The Catholic Herald
In the Know with Fr Joe
>> in the know with Fr. Joe

    I was at a social event and I met a really nice couple. We were chatting away, getting to know each other and everything was going well when one of them asked me, "Hey, what do you think of clown ministry?" It has always been a habit of mine to show restraint and forethought whenever I speak (Dad, Mom, quit laughing!), so I launched into a speech saying how much I couldn’t stand clown ministry, clowns scared me ever since I was a kid, blah, blah, blah.
    I went on and on speaking about my dislike for clowns for a good five minutes when I noticed them looking at me strangely. After a good two minute pause, the husband looked at me and said, "We were just asking because we have a clown ministry."
    Someday, somehow, I will learn to shut my mouth ...


    Dear Fr.

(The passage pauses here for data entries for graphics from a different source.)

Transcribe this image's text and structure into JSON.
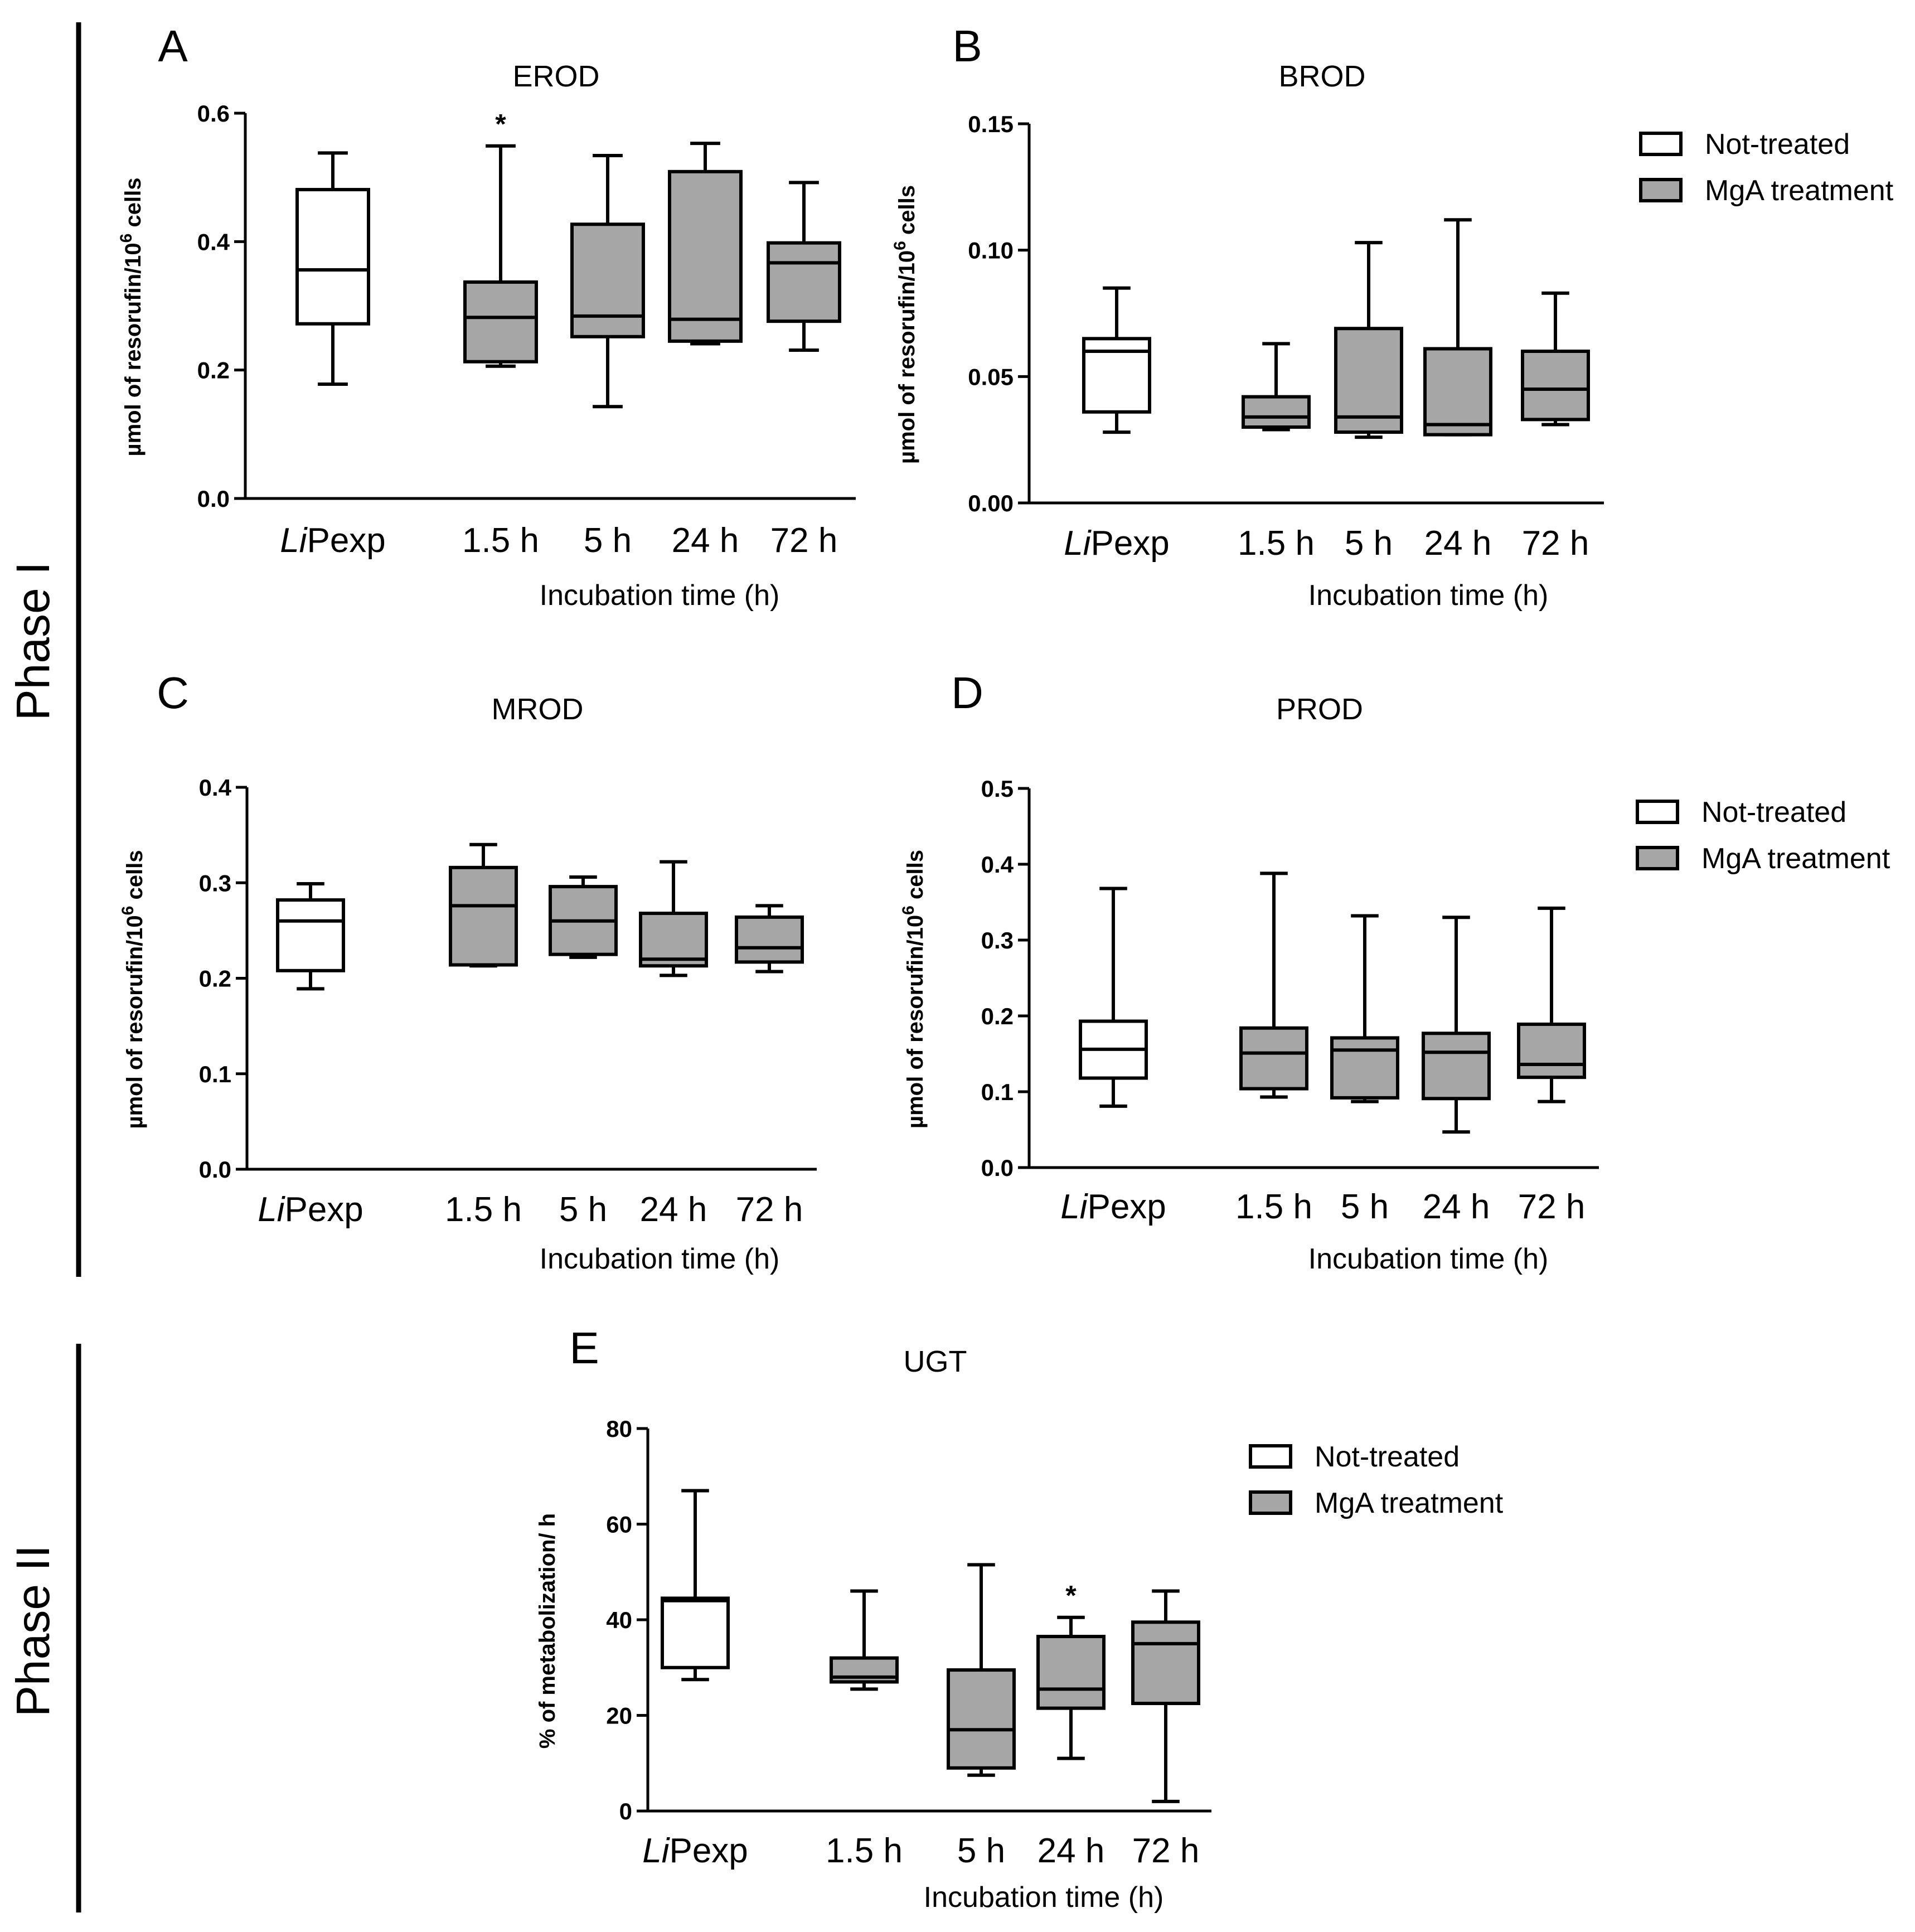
{
  "phase_labels": {
    "phase1": "Phase I",
    "phase2": "Phase II"
  },
  "legend": {
    "not_treated": {
      "label": "Not-treated",
      "color": "#ffffff"
    },
    "mga": {
      "label": "MgA treatment",
      "color": "#a6a6a6"
    }
  },
  "chart_data": [
    {
      "id": "A",
      "letter": "A",
      "type": "boxplot",
      "title": "EROD",
      "xlabel": "Incubation time (h)",
      "ylabel": {
        "prefix": "µmol of resorufin/10",
        "sup": "6",
        "suffix": " cells"
      },
      "ylim": [
        0,
        0.6
      ],
      "yticks": [
        "0.0",
        "0.2",
        "0.4",
        "0.6"
      ],
      "categories": [
        {
          "label": "LiPexp",
          "italic": "Li",
          "rest": "Pexp"
        },
        {
          "label": "1.5 h"
        },
        {
          "label": "5 h"
        },
        {
          "label": "24 h"
        },
        {
          "label": "72 h"
        }
      ],
      "boxes": [
        {
          "group": "Not-treated",
          "min": 0.178,
          "q1": 0.272,
          "median": 0.356,
          "q3": 0.481,
          "max": 0.538
        },
        {
          "group": "MgA treatment",
          "min": 0.206,
          "q1": 0.213,
          "median": 0.282,
          "q3": 0.337,
          "max": 0.549
        },
        {
          "group": "MgA treatment",
          "min": 0.143,
          "q1": 0.252,
          "median": 0.284,
          "q3": 0.427,
          "max": 0.534
        },
        {
          "group": "MgA treatment",
          "min": 0.241,
          "q1": 0.245,
          "median": 0.279,
          "q3": 0.509,
          "max": 0.553
        },
        {
          "group": "MgA treatment",
          "min": 0.231,
          "q1": 0.276,
          "median": 0.367,
          "q3": 0.398,
          "max": 0.492
        }
      ],
      "annotations": [
        {
          "category": 1,
          "text": "*"
        }
      ],
      "legend": false
    },
    {
      "id": "B",
      "letter": "B",
      "type": "boxplot",
      "title": "BROD",
      "xlabel": "Incubation time (h)",
      "ylabel": {
        "prefix": "µmol of resorufin/10",
        "sup": "6",
        "suffix": " cells"
      },
      "ylim": [
        0,
        0.15
      ],
      "yticks": [
        "0.00",
        "0.05",
        "0.10",
        "0.15"
      ],
      "categories": [
        {
          "label": "LiPexp",
          "italic": "Li",
          "rest": "Pexp"
        },
        {
          "label": "1.5 h"
        },
        {
          "label": "5 h"
        },
        {
          "label": "24 h"
        },
        {
          "label": "72 h"
        }
      ],
      "boxes": [
        {
          "group": "Not-treated",
          "min": 0.028,
          "q1": 0.036,
          "median": 0.06,
          "q3": 0.065,
          "max": 0.085
        },
        {
          "group": "MgA treatment",
          "min": 0.029,
          "q1": 0.03,
          "median": 0.034,
          "q3": 0.042,
          "max": 0.063
        },
        {
          "group": "MgA treatment",
          "min": 0.026,
          "q1": 0.028,
          "median": 0.034,
          "q3": 0.069,
          "max": 0.103
        },
        {
          "group": "MgA treatment",
          "min": 0.027,
          "q1": 0.027,
          "median": 0.031,
          "q3": 0.061,
          "max": 0.112
        },
        {
          "group": "MgA treatment",
          "min": 0.031,
          "q1": 0.033,
          "median": 0.045,
          "q3": 0.06,
          "max": 0.083
        }
      ],
      "annotations": [],
      "legend": true
    },
    {
      "id": "C",
      "letter": "C",
      "type": "boxplot",
      "title": "MROD",
      "xlabel": "Incubation time (h)",
      "ylabel": {
        "prefix": "µmol of resorufin/10",
        "sup": "6",
        "suffix": " cells"
      },
      "ylim": [
        0,
        0.4
      ],
      "yticks": [
        "0.0",
        "0.1",
        "0.2",
        "0.3",
        "0.4"
      ],
      "categories": [
        {
          "label": "LiPexp",
          "italic": "Li",
          "rest": "Pexp"
        },
        {
          "label": "1.5 h"
        },
        {
          "label": "5 h"
        },
        {
          "label": "24 h"
        },
        {
          "label": "72 h"
        }
      ],
      "boxes": [
        {
          "group": "Not-treated",
          "min": 0.189,
          "q1": 0.208,
          "median": 0.26,
          "q3": 0.282,
          "max": 0.299
        },
        {
          "group": "MgA treatment",
          "min": 0.213,
          "q1": 0.214,
          "median": 0.276,
          "q3": 0.316,
          "max": 0.34
        },
        {
          "group": "MgA treatment",
          "min": 0.222,
          "q1": 0.225,
          "median": 0.26,
          "q3": 0.296,
          "max": 0.306
        },
        {
          "group": "MgA treatment",
          "min": 0.203,
          "q1": 0.213,
          "median": 0.22,
          "q3": 0.268,
          "max": 0.322
        },
        {
          "group": "MgA treatment",
          "min": 0.207,
          "q1": 0.217,
          "median": 0.232,
          "q3": 0.264,
          "max": 0.276
        }
      ],
      "annotations": [],
      "legend": false
    },
    {
      "id": "D",
      "letter": "D",
      "type": "boxplot",
      "title": "PROD",
      "xlabel": "Incubation time (h)",
      "ylabel": {
        "prefix": "µmol of resorufin/10",
        "sup": "6",
        "suffix": " cells"
      },
      "ylim": [
        0,
        0.5
      ],
      "yticks": [
        "0.0",
        "0.1",
        "0.2",
        "0.3",
        "0.4",
        "0.5"
      ],
      "categories": [
        {
          "label": "LiPexp",
          "italic": "Li",
          "rest": "Pexp"
        },
        {
          "label": "1.5 h"
        },
        {
          "label": "5 h"
        },
        {
          "label": "24 h"
        },
        {
          "label": "72 h"
        }
      ],
      "boxes": [
        {
          "group": "Not-treated",
          "min": 0.081,
          "q1": 0.118,
          "median": 0.156,
          "q3": 0.193,
          "max": 0.368
        },
        {
          "group": "MgA treatment",
          "min": 0.093,
          "q1": 0.104,
          "median": 0.151,
          "q3": 0.184,
          "max": 0.388
        },
        {
          "group": "MgA treatment",
          "min": 0.087,
          "q1": 0.092,
          "median": 0.155,
          "q3": 0.171,
          "max": 0.332
        },
        {
          "group": "MgA treatment",
          "min": 0.047,
          "q1": 0.091,
          "median": 0.152,
          "q3": 0.177,
          "max": 0.33
        },
        {
          "group": "MgA treatment",
          "min": 0.087,
          "q1": 0.119,
          "median": 0.136,
          "q3": 0.189,
          "max": 0.342
        }
      ],
      "annotations": [],
      "legend": true
    },
    {
      "id": "E",
      "letter": "E",
      "type": "boxplot",
      "title": "UGT",
      "xlabel": "Incubation time (h)",
      "ylabel": {
        "prefix": "% of metabolization/ h",
        "sup": "",
        "suffix": ""
      },
      "ylim": [
        0,
        80
      ],
      "yticks": [
        "0",
        "20",
        "40",
        "60",
        "80"
      ],
      "categories": [
        {
          "label": "LiPexp",
          "italic": "Li",
          "rest": "Pexp"
        },
        {
          "label": "1.5 h"
        },
        {
          "label": "5 h"
        },
        {
          "label": "24 h"
        },
        {
          "label": "72 h"
        }
      ],
      "boxes": [
        {
          "group": "Not-treated",
          "min": 27.5,
          "q1": 30,
          "median": 44,
          "q3": 44.5,
          "max": 67
        },
        {
          "group": "MgA treatment",
          "min": 25.5,
          "q1": 27,
          "median": 28,
          "q3": 32,
          "max": 46
        },
        {
          "group": "MgA treatment",
          "min": 7.5,
          "q1": 9,
          "median": 17,
          "q3": 29.5,
          "max": 51.5
        },
        {
          "group": "MgA treatment",
          "min": 11,
          "q1": 21.5,
          "median": 25.5,
          "q3": 36.5,
          "max": 40.5
        },
        {
          "group": "MgA treatment",
          "min": 2,
          "q1": 22.5,
          "median": 35,
          "q3": 39.5,
          "max": 46
        }
      ],
      "annotations": [
        {
          "category": 3,
          "text": "*"
        }
      ],
      "legend": true
    }
  ]
}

Joe: One of my brothers says he is no longer Catholic. He and his wife seem to spend a great deal of time criticizing my family and the Catholic Church. He says we aren’t going to heaven. It’s really hard at family gatherings because he is always trying to convert people. What should I do?
    Wow! Questions like this are tough. Obviously, your brother has had a powerful religious experience and wants to share it. That’s a good thing. The bad thing is that he is not accepting your religious experience.

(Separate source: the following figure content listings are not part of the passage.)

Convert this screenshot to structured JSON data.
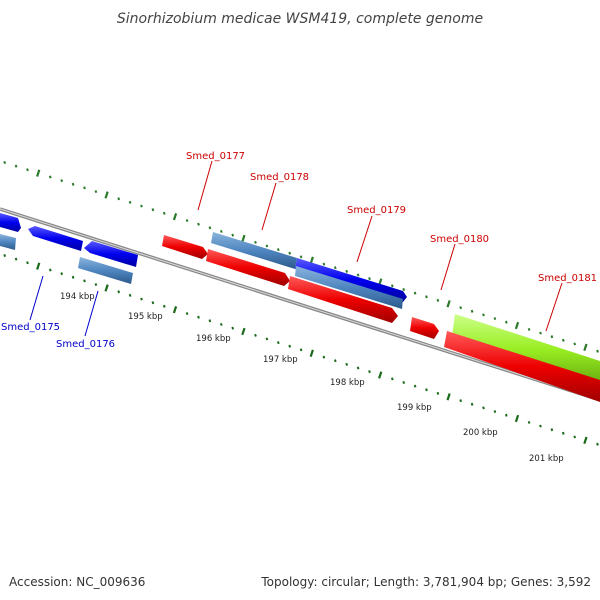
{
  "title": "Sinorhizobium medicae WSM419, complete genome",
  "footer": {
    "accession": "Accession: NC_009636",
    "summary": "Topology: circular; Length: 3,781,904 bp; Genes: 3,592"
  },
  "colors": {
    "forward_cds": "#ff0000",
    "reverse_cds": "#0000ff",
    "steel_cds": "#4f86c0",
    "lime_cds": "#99ee22",
    "backbone": "#888888",
    "tick_outer": "#2a7a2a",
    "tick_inner": "#1a6a1a",
    "label_red": "#cc0000",
    "label_blue": "#0000cc"
  },
  "kbp_labels": [
    "194 kbp",
    "195 kbp",
    "196 kbp",
    "197 kbp",
    "198 kbp",
    "199 kbp",
    "200 kbp",
    "201 kbp"
  ],
  "gene_labels": [
    {
      "name": "Smed_0175",
      "color": "label_blue"
    },
    {
      "name": "Smed_0176",
      "color": "label_blue"
    },
    {
      "name": "Smed_0177",
      "color": "label_red"
    },
    {
      "name": "Smed_0178",
      "color": "label_red"
    },
    {
      "name": "Smed_0179",
      "color": "label_red"
    },
    {
      "name": "Smed_0180",
      "color": "label_red"
    },
    {
      "name": "Smed_0181",
      "color": "label_red"
    }
  ]
}
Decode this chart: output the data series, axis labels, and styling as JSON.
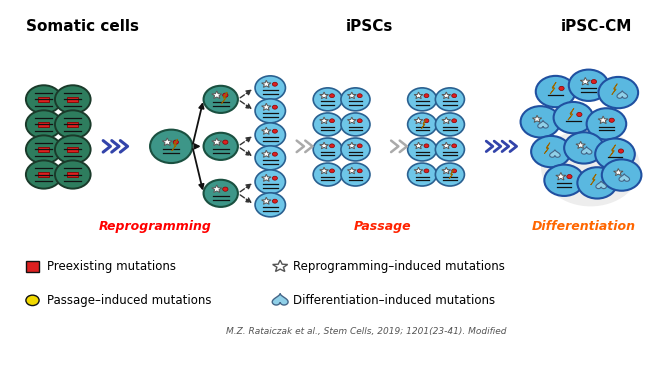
{
  "bg_color": "#ffffff",
  "somatic_label": "Somatic cells",
  "ipscs_label": "iPSCs",
  "ipsc_cm_label": "iPSC-CM",
  "reprogramming_label": "Reprogramming",
  "passage_label": "Passage",
  "differentiation_label": "Differentiation",
  "somatic_color": "#2e7d5e",
  "somatic_edge": "#1a3a2a",
  "inter_color": "#3d9688",
  "inter_edge": "#1a5040",
  "ipsc_color": "#6ec6e8",
  "ipsc_edge": "#2a6090",
  "ipsc_cm_color": "#5ab8e0",
  "ipsc_cm_edge": "#2050a0",
  "red_color": "#dd2020",
  "yellow_color": "#f0d800",
  "lightning_color": "#f0d020",
  "star_color": "#ffffff",
  "heart_color": "#90d0e8",
  "arrow_blue": "#3344aa",
  "arrow_gray": "#999999",
  "label_reprog_color": "#ff0000",
  "label_passage_color": "#ff2200",
  "label_diff_color": "#ff6600",
  "citation": "M.Z. Rataiczak et al., Stem Cells, 2019; 1201(23-41). Modified",
  "fig_width": 6.66,
  "fig_height": 3.71,
  "dpi": 100
}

    So, here is what we do.
    First of all, he is probably asking you if you have a personal relationship with Jesus Christ. That is something you need to be able to answer. The sacraments offer us the chance to have this relationship, but we have to respond by saying ‘yes’ to Jesus everyday and seeking to love God and His people every chance we get. If that is true in your life, let him know! Tell him, "Yes, I love Jesus, and I share it in word and deed!" If it is not true, then work on it. Get to know Jesus through some quiet time and reading of the Scriptures. Go to Mass and receive the Eucharist. Let Jesus be your savior.
    OK, so we’ve covered that.
    It also may be that your brother needs someone to listen to him. It does seem in our culture that it is OK to talk to anybody about anything – as long as it isn’t about Jesus. Maybe your brother is expressing an appropriate desire but in an inappropriate way – he wants to talk about faith! Share with him and let him share with you!
   Now, all of this is assuming that your brother and his spouse will accept your faith in Jesus through the Catholic Church as authentic. This is a big assumption and, to be honest, about 90 percent of the time, they won’t treat your beliefs with any respect at all.
    So, what then?  
    Has it occurred to you that you have nothing to apologize for in being Catholic? I am always amazed at the low opinion other Christian churches have of us and how often that opinion is born of ignorance. Get to know this faith you love so much and you will be able to share your Catholicism as well. Besides FAITH Magazine, I would recommend Envoy (my second favorite) and This Rock (third favorite). These are just a couple of outstanding resources to help you know and defend your Catholic faith. All are on the Internet, so check them out.
    Or it could be that your brother and his wife don’t want to share – they only want to yell at you. If this is the case, be as patient as you can (there are worse things – he could be selling magazine subscriptions during dinner) and pray for them. Prayer is a powerful tool.
    It may be that your prayers and the acceptance you offer them is all they need to “love God without embarrassing Jesus” as Tony Campolo says. A couple of last tactical points for discussing your faith in a hostile environment include your Catechism which is an outstanding resource. Be sure and look up the different topics you are challenged on. If a Scripture is quoted to you, ask for chapter and verse so you can look it up yourself. Finally, remember the words of St. Augustine:
“In essential things, unity. In the unessentials, liberty. In all things, love.”
    Enjoy another day in God’s presence!